FONTE: L’Ordine Teutonico nel Salento: bilancio storiografico e prospettive di ricerca – Hubert Houben
Nei secoli passati il significato esoterico veniva presentato come essoterico e divulgativo. C’era il bisogno di correlare significati comuni di uso quotidiano a simboli più complessi con i quali s’intendeva rappresentare delle verità, dei valori e degli aspetti mistici riconoscibili solo da iniziati e non da tutti. Per questo, un semplice gioco diventa emblema. La valenza prettamente simbolica di questo segno, forse legata a pratiche apotropaiche, è sottolineata anche dal rinvenimento di numerosi esemplari tracciati in posizione verticale su colonne di pietra, massi rocciosi, tombe, stipiti di portali, riconducibili a luoghi di particolare concentrazione energetica o presenza divina. Il fatto che il tavoliere venga inciso in posizione verticale (come nel caso di Nociglia) esclude la sua caratteristica di gioco, assumendo invece un uso diverso. La presenza di Alquerque nel Salento la troviamo nella trecentesca chiesa di San Giovanni a San Cesario di Lecce, all’interno della quale vi è una tomba medievale su cui compare il tavoliere graffito accanto ad un altro simbolo significativo: “la Triplice Cinta”. Un Alquerque lo troviamo a Galatina presso la “Corte Vinella” su di un’antica scalinata artistica. E sempre su una scalinata troviamo la stessa scacchiera (anche se in posizione orizzontale) nel castello di Tutino (Tricase). Poi bisogna ricordare il frantoio ipogeo di Giuggianello, dove c’è una singolare tavola di pietra ricca di graffiti incisi da pellegrini e viandanti sulla cui superficie compare l’Alquerque; come pure all’interno della chiesa della “Madonna Assunta” sempre a Giuggianello. Ne troviamo un altro esempio sulla parete esterna della chiesa Matrice di Cannole e sulla parete esterna della chiesa di “Maria SS. Incoronata ad Acquarica di Lecce; una illustrazione se ne trova sui muri della chiesa dell’Annunziata a Galugnano. Infine bisogna segnalare l’alquerque presente su una delle pareti esterne della chiesa del “Crocefisso” a Muro Leccese.

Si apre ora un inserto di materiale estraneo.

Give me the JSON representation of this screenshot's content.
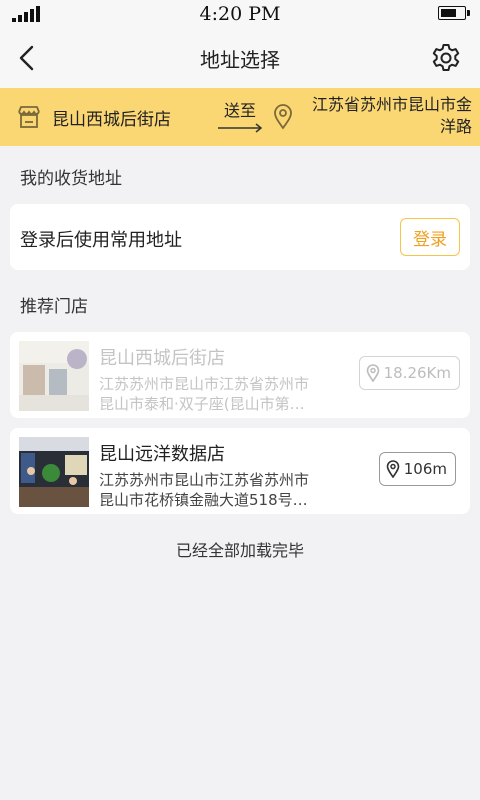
{
  "status": {
    "time": "4:20 PM",
    "battery": 0.6
  },
  "nav": {
    "title": "地址选择",
    "icons": [
      "back-chevron",
      "gear"
    ]
  },
  "deliver": {
    "store": "昆山西城后街店",
    "send_label": "送至",
    "address_line1": "江苏省苏州市昆山市金",
    "address_line2": "洋路",
    "color": "#fbd774"
  },
  "my_address": {
    "section_title": "我的收货地址",
    "prompt": "登录后使用常用地址",
    "login_label": "登录"
  },
  "recommend": {
    "section_title": "推荐门店",
    "stores": [
      {
        "name": "昆山西城后街店",
        "address_line1": "江苏苏州市昆山市江苏省苏州市",
        "address_line2": "昆山市泰和·双子座(昆山市第…",
        "distance": "18.26Km"
      },
      {
        "name": "昆山远洋数据店",
        "address_line1": "江苏苏州市昆山市江苏省苏州市",
        "address_line2": "昆山市花桥镇金融大道518号…",
        "distance": "106m"
      }
    ]
  },
  "footer": "已经全部加载完毕",
  "accent": "#f0a020"
}
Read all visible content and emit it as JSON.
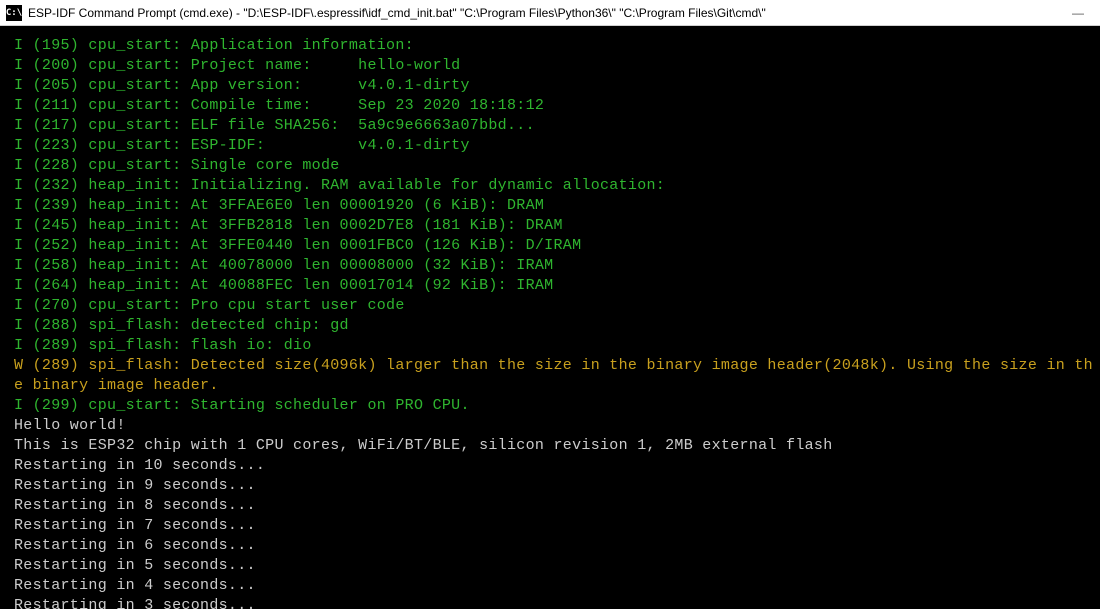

La stessa figura è rimasta ancora oggi oggetto di considerazione nella moderna Massoneria e uno dei principali significati che ricopre il Centro Sacro (o Fiore della Vita) con tutte le sue varianti (Alquerque e Triplice Cinta) è quello del numero 8, il quale indica l’infinito, l’equilibrio e la giustizia… forse quel senso di giustizia auspicato da un prigioniero nella camera di sicurezza? Tornando alla datazione della torre si potrebbe teorizzare l’azione di un cavaliere che manualmente scolpisce l’arquerque, forse uno di quegli ultimi crociati destinati alle spedizioni trecentesche, come ad esempio quella della “Crociata Alessandrina” (ricordiamo l’intervento dell’Ordine dei Cavalieri Ospitalieri 1365) o la “Crociata Berbera” (1390) Se così non fosse si potrebbe anche ipotizzare che uno dei Gallone, ossia Giuseppe (1819-1898) Principe di Tricase e Moliterno, Conte di Nociglia e barone anche di altri feudi quali Belvedere, Torricella, Supersano, ecc. abbia voluto, come ultimo proprietario della torre nocigliese, lasciare un segno ermetico a dimostrazione della sua appartenenza alla struttura iniziatica denominata “ Ordine Osirideo Egizio”. Ai posteri l’ardua sentenza!